Sat, September 2, 2:00 to 3:30pm, Sheraton Boston, Floor: 3, Beacon F

Abstract

Computation offers what we might term a procedural ontology to a range of disciplines from mathematics, where it originated, to other scientific and artistic fields where it has been ambivalently used both because of its associations to concrete technologies and as an epistemic template channeling generative, descriptive or analytical aspirations. Tracing early disclosures of this productive ambivalence, this paper will reflect on two artifacts from the history of Computer-Aided Design. The first is the “Plex,” a theoretical construct developed at the Servomechanisms Laboratory at MIT by mathematician Douglas Ross in the 1950s, which helped steer early software projects and foreshadowed object orientation (OOP).

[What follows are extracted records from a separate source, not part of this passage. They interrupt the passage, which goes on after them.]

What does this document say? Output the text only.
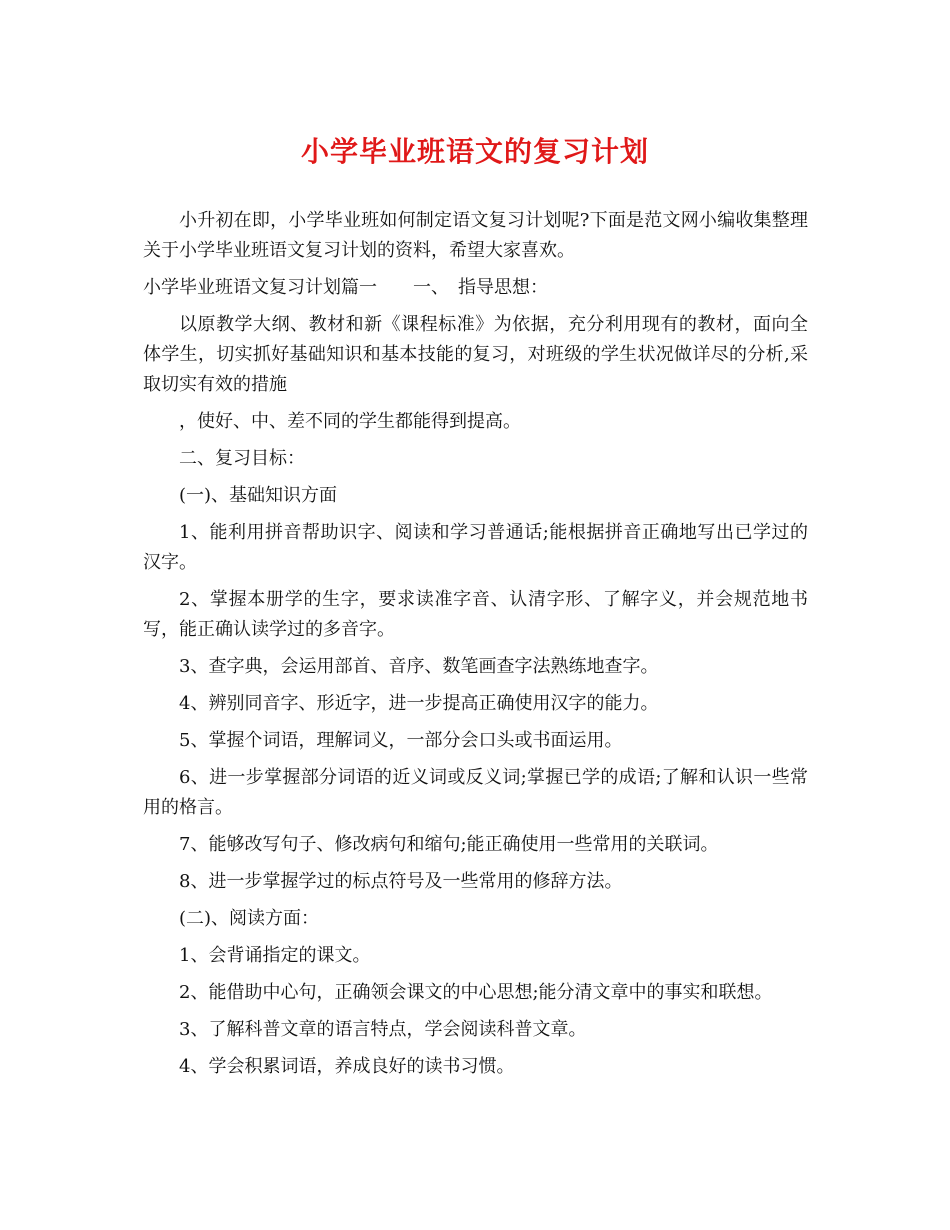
小学毕业班语文的复习计划

小升初在即，小学毕业班如何制定语文复习计划呢?下面是范文网小编收集整理关于小学毕业班语文复习计划的资料，希望大家喜欢。

小学毕业班语文复习计划篇一　　一、　指导思想：

以原教学大纲、教材和新《课程标准》为依据，充分利用现有的教材，面向全体学生，切实抓好基础知识和基本技能的复习，对班级的学生状况做详尽的分析,采取切实有效的措施

，使好、中、差不同的学生都能得到提高。

二、复习目标：

(一)、基础知识方面

1、能利用拼音帮助识字、阅读和学习普通话;能根据拼音正确地写出已学过的汉字。

2、掌握本册学的生字，要求读准字音、认清字形、了解字义，并会规范地书写，能正确认读学过的多音字。

3、查字典，会运用部首、音序、数笔画查字法熟练地查字。

4、辨别同音字、形近字，进一步提高正确使用汉字的能力。

5、掌握个词语，理解词义，一部分会口头或书面运用。

6、进一步掌握部分词语的近义词或反义词;掌握已学的成语;了解和认识一些常用的格言。

7、能够改写句子、修改病句和缩句;能正确使用一些常用的关联词。

8、进一步掌握学过的标点符号及一些常用的修辞方法。

(二)、阅读方面：

1、会背诵指定的课文。

2、能借助中心句，正确领会课文的中心思想;能分清文章中的事实和联想。

3、了解科普文章的语言特点，学会阅读科普文章。

4、学会积累词语，养成良好的读书习惯。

Described as “an interweaved [sic] combination of parts in a structure” a Plex represented a thing “be it concrete or abstract, physical or conceptual.” The second is the “Coons patch,” the earliest mathematical technique for the calculation and display of curved surfaces on a computer created by Steve Coons, which demonstrated the formal possibilities of linking Computer-Aided Design and numerically controlled machinery, and was crucial to attract a generation of researchers on both sides of the Atlantic to problems of computational design and geometry. Challenging abstract-concrete binaries, I will discuss these artifacts’ realization through a plurality of discursive and material practices involving diagrams, numerically-produced objects and geometries, writing and (crucially) software, suggesting their ambivalence as both operative artifacts and symbolic notations is a distinctive feature of computational objects.